Mi voltai verso mio padre e il senatore e sorrisi. "Benissimo direi. Quest'anno parto per un master alla filiale di Monaco e al mio ritorno oltre che iniziare a lavorare prenderò anche un master alla Harvard bussines school." Risposi fiero dei risultati ottenuti con la mia fresca laurea in economia aziendale.

"Decisamente ce l'hai nel sangue. Parlavo proprio con mia nipote Kristin dei tuoi successi, in questi giorni ci raggiunge e a Los Angeles. Ma appena rientra potreste discutere insieme di economia, sarebbe interessata a conoscere meglio questo mondo."

Fissai il quasi senatore, rappresentante alla camera, e annuii. Conoscevo Kristin e quello che comprendeva di economia era come farla girare. Ovvero spendendo ovunque! Jenkins voleva accasarmi con sua nipote, eppure doveva aver capito che non ero stupido. "Non vedo l'ora, anche se credo se ne parli fra un anno circa. Io e London partiremo in vacanza per festeggiare le nostre rispettive lauree, tra due giorni e al mio rientro mi aspetta il viaggio per Monaco dove come dicevo resterò almeno sei mesi." Se non di più, pensai ricordando le schiere di ambiziose arrampicatrici sociali che avrei ritrovato a Boston. "Ne sono rammaricato."

"Andiamo! Ci sarà tempo per incontrarvi tutti e due, potremo organizzare qualcosa poco prima che parti figliolo." Asserì mio padre.

Lo osservai scettico e annuii. Eravamo ad una serata pubblica, ma al rientro a casa mi avrebbe sentito.

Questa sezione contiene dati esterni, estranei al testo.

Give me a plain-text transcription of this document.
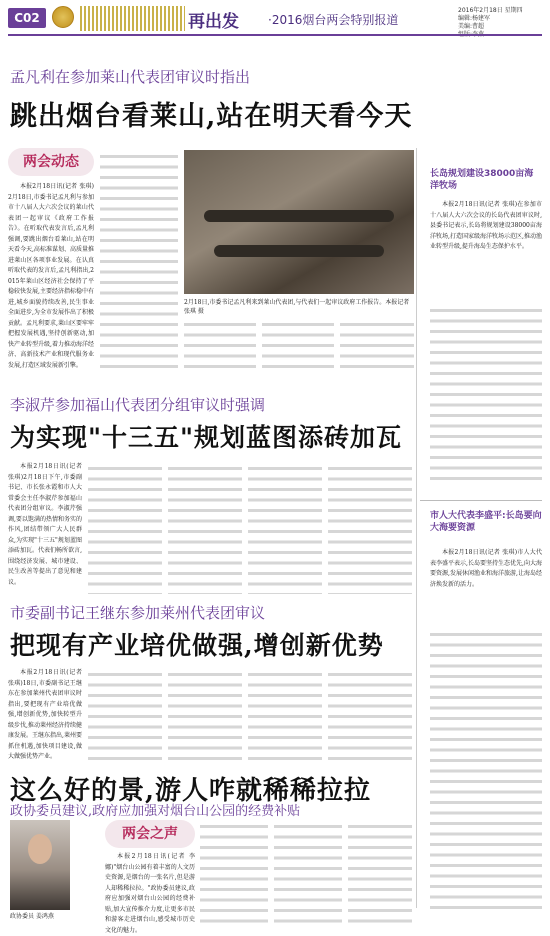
C02	再出发 ·2016烟台两会特别报道
2016年2月18日 星期四
编辑:杨建军
美编:曹超
孟凡利在参加莱山代表团审议时指出
跳出烟台看莱山,站在明天看今天
两会动态

本报2月18日讯(记者 张琪)2月18日,市委书记孟凡利与参加市十八届人大六次会议的莱山代表团一起审议《政府工作报告》。在听取代表发言后,孟凡利强调,要跳出烟台看莱山,站在明天看今天,高标准谋划、高质量推进莱山区各项事业发展。在认真听取代表的发言后,孟凡利指出,2015年莱山区经济社会保持了平稳较快发展,主要经济指标稳中有进,城乡面貌持续改善,民生事业全面进步,为全市发展作出了积极贡献。孟凡利要求,莱山区要牢牢把握发展机遇,坚持创新驱动,加快产业转型升级,着力推动海洋经济、高新技术产业和现代服务业发展,打造区域发展新引擎。

2月18日,市委书记孟凡利来到莱山代表团,与代表们一起审议政府工作报告。本报记者 张琪 摄
长岛规划建设38000亩海洋牧场

本报2月18日讯(记者 张琪)在参加市十八届人大六次会议的长岛代表团审议时,县委书记表示,长岛将规划建设38000亩海洋牧场,打造国家级海洋牧场示范区,推动渔业转型升级,提升海岛生态保护水平。

市人大代表李盛平:长岛要向大海要资源

本报2月18日讯(记者 张琪)市人大代表李盛平表示,长岛要坚持生态优先,向大海要资源,发展休闲渔业和海洋旅游,让海岛经济焕发新的活力。

李淑芹参加福山代表团分组审议时强调
为实现"十三五"规划蓝图添砖加瓦

本报2月18日讯(记者 张琪)2月18日下午,市委副书记、市长张永霞和市人大常委会主任李淑芹参加福山代表团分组审议。李淑芹强调,要以饱满的热情和务实的作风,团结带领广大人民群众,为实现"十三五"规划蓝图添砖加瓦。代表们畅所欲言,围绕经济发展、城市建设、民生改善等提出了意见和建议。

市委副书记王继东参加莱州代表团审议
把现有产业培优做强,增创新优势

本报2月18日讯(记者 张琪)18日,市委副书记王继东在参加莱州代表团审议时指出,要把现有产业培优做强,增创新优势,加快转型升级步伐,推动莱州经济持续健康发展。王继东指出,莱州要抓住机遇,加快项目建设,做大做强优势产业。

这么好的景,游人咋就稀稀拉拉
政协委员建议,政府应加强对烟台山公园的经费补贴
政协委员 姜鸿燕
两会之声

本报2月18日讯(记者 李娜)"烟台山公园有着丰富的人文历史资源,是烟台的一张名片,但是游人却稀稀拉拉。"政协委员建议,政府应加强对烟台山公园的经费补贴,加大宣传推介力度,让更多市民和游客走进烟台山,感受城市历史文化的魅力。
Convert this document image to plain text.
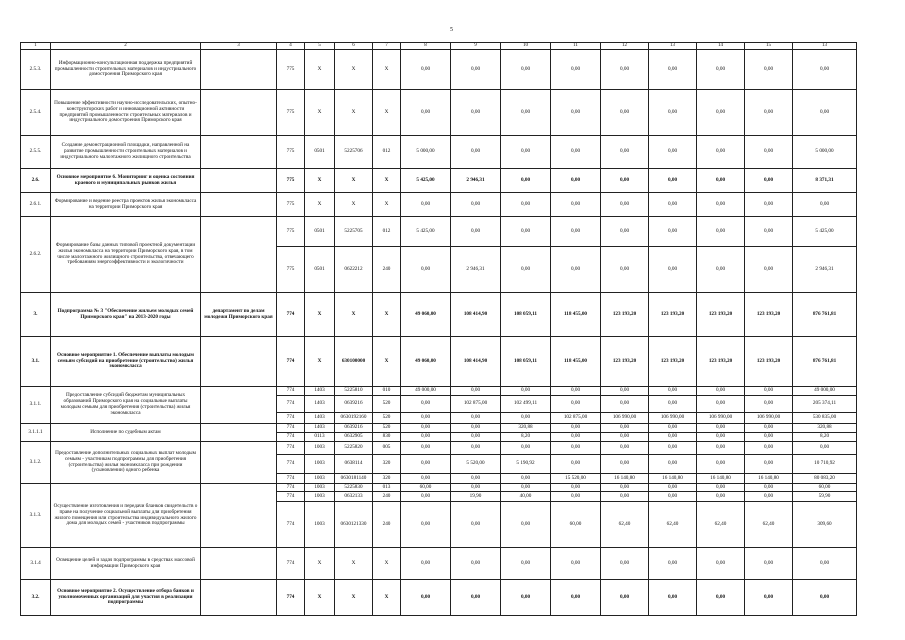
5
1	2	3	4	5	6	7	8	9	10	11	12	13	14	15	13
2.5.3.	Информационно-консультационная поддержка предприятий промышленности строительных материалов и индустриального домостроения Приморского края		775	X	X	X	0,00	0,00	0,00	0,00	0,00	0,00	0,00	0,00	0,00
2.5.4.	Повышение эффективности научно-исследовательских, опытно-конструкторских работ и инновационной активности предприятий промышленности строительных материалов и индустриального домостроения Приморского края		775	X	X	X	0,00	0,00	0,00	0,00	0,00	0,00	0,00	0,00	0,00
2.5.5.	Создание демонстрационной площадки, направленной на развитие промышленности строительных материалов и индустриального малоэтажного жилищного строительства		775	0501	5225706	012	5 000,00	0,00	0,00	0,00	0,00	0,00	0,00	0,00	5 000,00
2.6.	Основное мероприятие 6. Мониторинг и оценка состояния краевого и муниципальных рынков жилья		775	X	X	X	5 425,00	2 946,31	0,00	0,00	0,00	0,00	0,00	0,00	8 371,31
2.6.1.	Формирование и ведение реестра проектов жилья экономкласса на территории Приморского края		775	X	X	X	0,00	0,00	0,00	0,00	0,00	0,00	0,00	0,00	0,00
2.6.2.	Формирование базы данных типовой проектной документации жилья экономкласса на территории Приморского края, в том числе малоэтажного жилищного строительства, отвечающего требованиям энергоэффективности и экологичности		775	0501	5225705	012	5 425,00	0,00	0,00	0,00	0,00	0,00	0,00	0,00	5 425,00
			775	0501	0622212	240	0,00	2 946,31	0,00	0,00	0,00	0,00	0,00	0,00	2 946,31
3.	Подпрограмма № 3 "Обеспечение жильем молодых семей Приморского края" на 2013-2020 годы	департамент по делам молодежи Приморского края	774	X	X	X	49 060,00	108 414,90	108 059,11	118 455,00	123 193,20	123 193,20	123 193,20	123 193,20	876 761,81
3.1.	Основное мероприятие 1. Обеспечение выплаты молодым семьям субсидий на приобретение (строительство) жилья экономкласса		774	X	630100000	X	49 060,00	108 414,90	108 059,11	118 455,00	123 193,20	123 193,20	123 193,20	123 193,20	876 761,81
3.1.1.	Предоставление субсидий бюджетам муниципальных образований Приморского края на социальные выплаты молодым семьям для приобретения (строительства) жилья экономкласса		774	1403	5225810	010	49 000,00	0,00	0,00	0,00	0,00	0,00	0,00	0,00	49 000,00
			774	1403	0639216	520	0,00	102 875,00	102 499,11	0,00	0,00	0,00	0,00	0,00	205 374,11
			774	1403	0630192160	520	0,00	0,00	0,00	102 875,00	106 990,00	106 990,00	106 990,00	106 990,00	530 835,00
3.1.1.1	Исполнение по судебным актам		774	1403	0639216	520	0,00	0,00	320,88	0,00	0,00	0,00	0,00	0,00	320,88
			774	0113	0632905	830	0,00	0,00	8,20	0,00	0,00	0,00	0,00	0,00	8,20
3.1.2.	Предоставление дополнительных социальных выплат молодым семьям - участникам подпрограммы для приобретения (строительства) жилья экономкласса при рождении (усыновлении) одного ребенка		774	1003	5225820	005	0,00	0,00	0,00	0,00	0,00	0,00	0,00	0,00	0,00
			774	1003	0638114	320	0,00	5 520,00	5 190,92	0,00	0,00	0,00	0,00	0,00	10 710,92
			774	1003	0630181140	320	0,00	0,00	0,00	15 520,00	16 140,80	16 140,80	16 140,80	16 140,80	80 083,20
3.1.3.	Осуществление изготовления и передачи бланков свидетельств о праве на получение социальной выплаты для приобретения жилого помещения или строительства индивидуального жилого дома для молодых семей - участников подпрограммы		774	1003	5225830	013	60,00	0,00	0,00	0,00	0,00	0,00	0,00	0,00	60,00
			774	1003	0632133	240	0,00	19,90	40,00	0,00	0,00	0,00	0,00	0,00	59,90
			774	1003	0630121330	240	0,00	0,00	0,00	60,00	62,40	62,40	62,40	62,40	309,60
3.1.4	Освещение целей и задач подпрограммы в средствах массовой информации Приморского края		774	X	X	X	0,00	0,00	0,00	0,00	0,00	0,00	0,00	0,00	0,00
3.2.	Основное мероприятие 2. Осуществление отбора банков и уполномоченных организаций для участия в реализации подпрограммы		774	X	X	X	0,00	0,00	0,00	0,00	0,00	0,00	0,00	0,00	0,00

Lui non poteva intromettersi nella mia vita, soprattutto quella privata. Lui che si era sposato a cinquant'anni non poteva venire a farmi poi nessuna paternale.

Presi un bicchiere di champagne dal cameriere che ci passò di fianco e mi allontanai nervoso. Quella storia non mi piaceva, questa serata non mi piaceva.

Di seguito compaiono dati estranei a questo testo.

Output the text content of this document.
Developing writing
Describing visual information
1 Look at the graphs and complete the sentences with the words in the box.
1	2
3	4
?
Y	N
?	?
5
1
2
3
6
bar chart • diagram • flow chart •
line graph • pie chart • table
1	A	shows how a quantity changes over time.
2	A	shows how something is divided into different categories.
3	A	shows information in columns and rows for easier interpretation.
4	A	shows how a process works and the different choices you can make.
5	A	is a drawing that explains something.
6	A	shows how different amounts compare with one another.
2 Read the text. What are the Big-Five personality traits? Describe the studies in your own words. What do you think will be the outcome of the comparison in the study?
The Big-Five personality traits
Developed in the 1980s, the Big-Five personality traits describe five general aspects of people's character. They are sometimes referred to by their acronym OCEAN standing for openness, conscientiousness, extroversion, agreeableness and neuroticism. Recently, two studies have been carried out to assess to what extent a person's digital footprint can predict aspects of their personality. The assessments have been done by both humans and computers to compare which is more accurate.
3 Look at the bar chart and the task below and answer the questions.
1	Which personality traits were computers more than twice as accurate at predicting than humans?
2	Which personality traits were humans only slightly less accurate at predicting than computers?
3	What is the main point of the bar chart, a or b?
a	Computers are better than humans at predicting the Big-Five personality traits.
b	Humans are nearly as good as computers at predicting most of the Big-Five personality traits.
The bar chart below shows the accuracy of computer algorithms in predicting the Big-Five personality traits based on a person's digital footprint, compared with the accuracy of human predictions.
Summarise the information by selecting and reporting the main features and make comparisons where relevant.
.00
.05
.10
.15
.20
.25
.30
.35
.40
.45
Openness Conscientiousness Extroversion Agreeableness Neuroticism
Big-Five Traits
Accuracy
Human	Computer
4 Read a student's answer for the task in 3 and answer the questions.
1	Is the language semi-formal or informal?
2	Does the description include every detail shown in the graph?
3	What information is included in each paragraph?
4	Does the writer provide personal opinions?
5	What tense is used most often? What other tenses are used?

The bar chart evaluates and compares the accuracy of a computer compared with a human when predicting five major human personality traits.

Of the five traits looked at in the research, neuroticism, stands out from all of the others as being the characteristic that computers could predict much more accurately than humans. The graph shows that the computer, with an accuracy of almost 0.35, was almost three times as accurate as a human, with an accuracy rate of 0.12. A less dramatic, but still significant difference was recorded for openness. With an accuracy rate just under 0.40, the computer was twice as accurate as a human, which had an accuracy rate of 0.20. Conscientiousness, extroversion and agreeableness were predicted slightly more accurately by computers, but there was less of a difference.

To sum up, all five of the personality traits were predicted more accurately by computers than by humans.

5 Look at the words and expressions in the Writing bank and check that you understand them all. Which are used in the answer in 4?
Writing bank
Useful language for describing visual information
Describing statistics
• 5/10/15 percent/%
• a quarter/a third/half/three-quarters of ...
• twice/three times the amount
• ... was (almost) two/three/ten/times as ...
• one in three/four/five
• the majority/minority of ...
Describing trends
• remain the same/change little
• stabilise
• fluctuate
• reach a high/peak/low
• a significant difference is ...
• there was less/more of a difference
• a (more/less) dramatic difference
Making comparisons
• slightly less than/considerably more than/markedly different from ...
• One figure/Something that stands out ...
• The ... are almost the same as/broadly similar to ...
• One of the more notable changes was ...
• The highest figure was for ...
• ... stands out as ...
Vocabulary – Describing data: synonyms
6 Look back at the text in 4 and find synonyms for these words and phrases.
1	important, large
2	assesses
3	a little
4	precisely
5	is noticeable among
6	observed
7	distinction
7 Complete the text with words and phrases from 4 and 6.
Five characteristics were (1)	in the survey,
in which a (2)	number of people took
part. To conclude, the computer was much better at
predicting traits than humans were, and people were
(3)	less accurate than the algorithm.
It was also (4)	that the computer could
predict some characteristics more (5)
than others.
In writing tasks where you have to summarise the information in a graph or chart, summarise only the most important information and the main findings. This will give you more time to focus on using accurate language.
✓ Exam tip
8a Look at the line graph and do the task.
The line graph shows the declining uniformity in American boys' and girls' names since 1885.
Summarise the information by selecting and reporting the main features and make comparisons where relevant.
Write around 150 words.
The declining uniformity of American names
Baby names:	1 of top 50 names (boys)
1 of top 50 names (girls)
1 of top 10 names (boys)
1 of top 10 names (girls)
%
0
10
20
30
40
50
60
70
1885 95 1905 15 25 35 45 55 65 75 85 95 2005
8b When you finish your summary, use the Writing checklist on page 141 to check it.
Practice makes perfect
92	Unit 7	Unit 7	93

Raggiunsi Heidi e lanciai uno sguardo in cagnesco a Ronald Hoffman che stava carezzando la schiena nuda di lei con le sue viscide mani.

Il giovane Hoffman ovviamente subito capì che qualcosa non andava perché iniziò a balbettare. "Se-sera Ga- Gabriel!"

"Buonasera Ronald." Lo salutai sicuro di me per poi sorridere a Heidi e renderle il braccio. "Andiamo a tavola?" Le chiesi, se era vero che quella serata aveva più scopi era vera una cosa anche.

Se mi mettevo in testa una cosa nessuno poteva impedirmi di raggiungerla. Così arrivati al lungo tavolo lasciai la mano alla mia amica e andai alla ricerca dei segnaposti spostando il nome di Chester vicino quello di Ronald e quello di Adelaide tra il mio e quello di London.

La mora seguì tutte le mie mosse poi quando capì ciò che avevo fatto mi afferrò per il braccio per attirare la mia attenzione. Io mi voltai e nel farlo vidi che mi sorrideva grata. Al che anche io fui grato, ringraziai Dio perché compresi che ad Heidi la presenza di Ronald risultava sgradevole.